Platforms like Nextdoor are filled with grainy doorbell‑camera clips of bears ambling through neighborhoods, often at night, their eyes lit up by the night vision. Other posts often feature videos of bears cooling off in pools as residents giddily film from inside their homes. For every post with bear content, the comment threads reliably explode -- with everything from heart‑emojis to fraught neighborhood debates about curbing encounters or securing trash receptacles.

"In the neighborhoods I studied, there are 11 times more reports of bear and coyote sightings on Nextdoor than on iNaturalist, the community science platform often utilized by ecologists interested in urban wildlife presence," Sherman said. "That tells us something about where certain communities are actually reporting and sharing information."

By analyzing these conversations, Sherman hopes to understand how internet discourse shapes engagement with wildlife and perspectives on wildlife management to improve coexistence.

Sherman also stresses that fascination with bears can be just as dangerous as fear. "People who are loving the bears a little too much are also part of the problem," he said. Animals experienced in interactions with humans often end up in conflict with them, and once that happens, outcomes can turn fatal.

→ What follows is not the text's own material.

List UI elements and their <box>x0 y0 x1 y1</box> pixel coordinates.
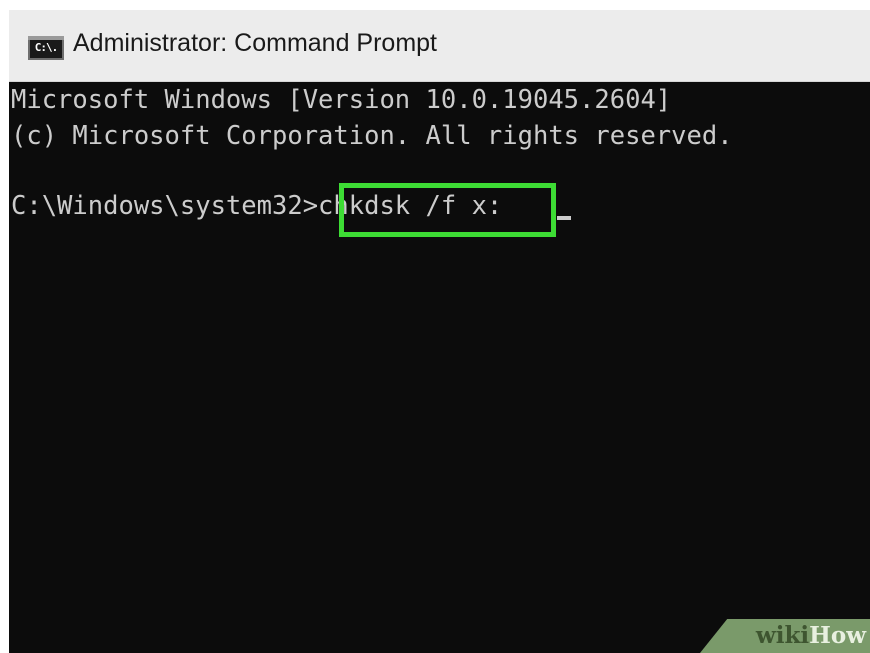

"It would help if the fluffy news features about bears on TV also carried a simple PSA," he said. "Something like: "Reduce attractants and also set healthy boundaries with bears through hazing efforts.'"

In practice, these efforts can encompass everything from incorporating bear-lock trash cans in mountain communities, keeping doors and windows secured, using air horns or other loud noises to discourage a bear lingering near a home, or even urging residents to install electric doormats ("unwelcome mats") if bears take too much of a liking to a property.

A rapidly expanding range

All of these prevention strategies can help keep bears and people safely apart -- but they're only one part of the equation. Even as communities reduce attractants and set firmer boundaries, bears continue to move into new areas, often far beyond the places they historically occupied.

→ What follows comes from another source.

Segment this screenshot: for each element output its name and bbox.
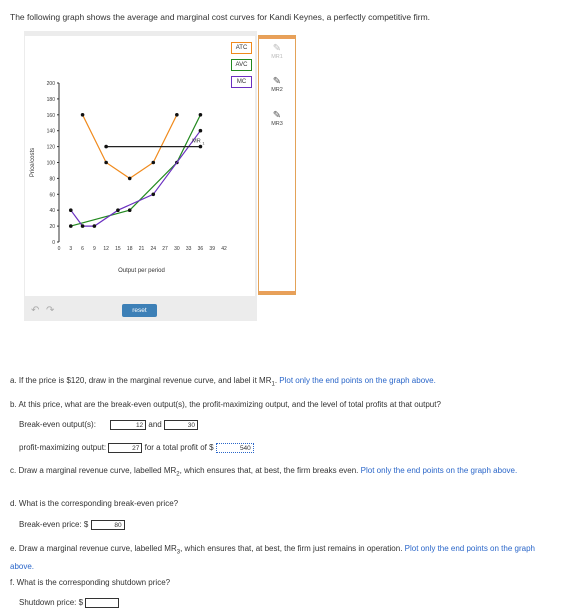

For instance, the construction of the Wallis Annenberg Wildlife Crossing -- soon to be the largest corridor of its kind in the world -- will expand connectivity between wild spaces, increasing the likelihood of more bears entering the Santa Monica Mountains, says Sherman.

This, of course, is happening even without the crossing being officially open for business. Just take BB14, an up-and-coming Southern California bear celebrity who was relocated from Claremont to the Los Angeles forest before making her way to Topanga Canyon, where she welcomed three cubs in the spring. The 175-pound female has even popped up on the Pepperdine University campus.

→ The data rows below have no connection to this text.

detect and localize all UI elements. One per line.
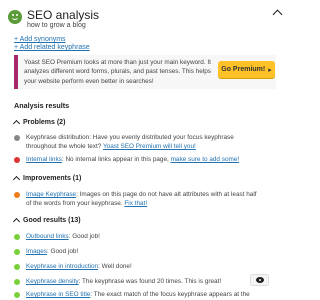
keyphrase-density-link[interactable]: Keyphrase density xyxy=(26,278,79,285)
list-item: Keyphrase in introduction: Well done! xyxy=(14,262,274,272)
highlight-toggle-button[interactable] xyxy=(250,274,269,286)
improvements-section-toggle[interactable]: Improvements (1) xyxy=(12,175,82,184)
list-item: Keyphrase density: The keyphrase was fou… xyxy=(14,277,274,287)
analysis-results-heading: Analysis results xyxy=(14,101,70,110)
green-bullet-icon xyxy=(14,249,20,255)
grey-bullet-icon xyxy=(14,135,20,141)
chevron-up-icon xyxy=(12,119,21,128)
premium-promo-box: Yoast SEO Premium looks at more than jus… xyxy=(14,55,276,89)
smiley-face-icon xyxy=(8,10,22,24)
keyphrase-in-seo-title-link[interactable]: Keyphrase in SEO title xyxy=(26,291,90,298)
list-item: Keyphrase in SEO title: The exact match … xyxy=(14,290,274,300)
list-item: Outbound links: Good job! xyxy=(14,232,274,242)
internal-links-link[interactable]: Internal links xyxy=(26,156,62,163)
chevron-up-icon xyxy=(12,175,21,184)
caret-right-icon: ▸ xyxy=(268,66,272,74)
list-item: Internal links: No internal links appear… xyxy=(14,155,274,165)
list-item: Images: Good job! xyxy=(14,247,274,257)
chevron-up-icon xyxy=(12,217,21,226)
list-item: Keyphrase distribution: Have you evenly … xyxy=(14,133,274,151)
outbound-links-link[interactable]: Outbound links xyxy=(26,233,69,240)
go-premium-label: Go Premium! xyxy=(221,66,266,73)
add-synonyms-link[interactable]: + Add synonyms xyxy=(14,36,66,43)
orange-bullet-icon xyxy=(14,192,20,198)
add-some-link[interactable]: make sure to add some! xyxy=(171,156,240,163)
result-text: : No internal links appear in this page, xyxy=(61,156,171,163)
add-related-keyphrase-link[interactable]: + Add related keyphrase xyxy=(14,44,90,51)
image-keyphrase-link[interactable]: Image Keyphrase xyxy=(26,191,76,198)
panel-subtitle: how to grow a blog xyxy=(27,22,86,29)
fix-that-link[interactable]: Fix that! xyxy=(124,200,147,207)
list-item: Image Keyphrase: Images on this page do … xyxy=(14,190,274,208)
promo-text: Yoast SEO Premium looks at more than jus… xyxy=(24,59,211,85)
yoast-premium-link[interactable]: Yoast SEO Premium will tell you! xyxy=(103,143,196,150)
go-premium-button[interactable]: Go Premium! ▸ xyxy=(218,61,275,78)
seo-analysis-panel-header[interactable]: SEO analysis how to grow a blog xyxy=(0,0,289,34)
green-bullet-icon xyxy=(14,279,20,285)
result-text: : The keyphrase was found 20 times. This… xyxy=(78,278,222,285)
green-bullet-icon xyxy=(14,234,20,240)
panel-title: SEO analysis xyxy=(27,8,100,22)
good-results-section-label: Good results (13) xyxy=(23,217,81,224)
result-text: : Well done! xyxy=(98,263,132,270)
red-bullet-icon xyxy=(14,157,20,163)
chevron-up-icon[interactable] xyxy=(272,9,283,20)
problems-section-label: Problems (2) xyxy=(23,119,66,126)
images-link[interactable]: Images xyxy=(26,248,47,255)
problems-section-toggle[interactable]: Problems (2) xyxy=(12,119,66,128)
improvements-section-label: Improvements (1) xyxy=(23,175,82,182)
green-bullet-icon xyxy=(14,264,20,270)
result-text: : Good job! xyxy=(46,248,79,255)
result-text: : Good job! xyxy=(68,233,100,240)
keyphrase-in-introduction-link[interactable]: Keyphrase in introduction xyxy=(26,263,98,270)
good-results-section-toggle[interactable]: Good results (13) xyxy=(12,217,81,226)
green-bullet-icon xyxy=(14,292,20,298)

"That's a set of communities that, at this point, are totally unprepared for that," said Sherman. "Connectivity is only the first step. We also need to be equipping communities, waste management companies, local governments and state wildlife agencies with the resources and information they need to foster coexistence."

For Sherman, who is a National Science Foundation research fellow, this calling reflects his own desired career trajectory.

"What's cool about working in urban ecology is the opportunity to reconceptualize landscapes one might not consider traditional wildlife habitat, like cities and suburbs," Sherman said.

He emphasized that although wildlife requires continuous habitat, cities already function as part of that landscape. Coexistence, he explained, depends on making urban spaces more compatible with wildlife and ensuring that communities along the urban-wildlife interface have the support, information and tools needed to set safe, effective boundaries.

Sherman notes that this interdisciplinary approach to research is exactly what UCLA is uniquely positioned to support.

"I wouldn't be equipped to study interactions between humans and wildlife in this region using training from a traditional Ph.D. program focused on a single discipline, like ecology. The interdisciplinary training I am receiving in IOES allows me to approach the subject using tools from the social and natural sciences."

As black bears venture farther into Southern California, Sherman hopes local communities -- including UCLA Bruins -- will be ready. Coexistence, he believes, begins with understanding the animals that now share our space.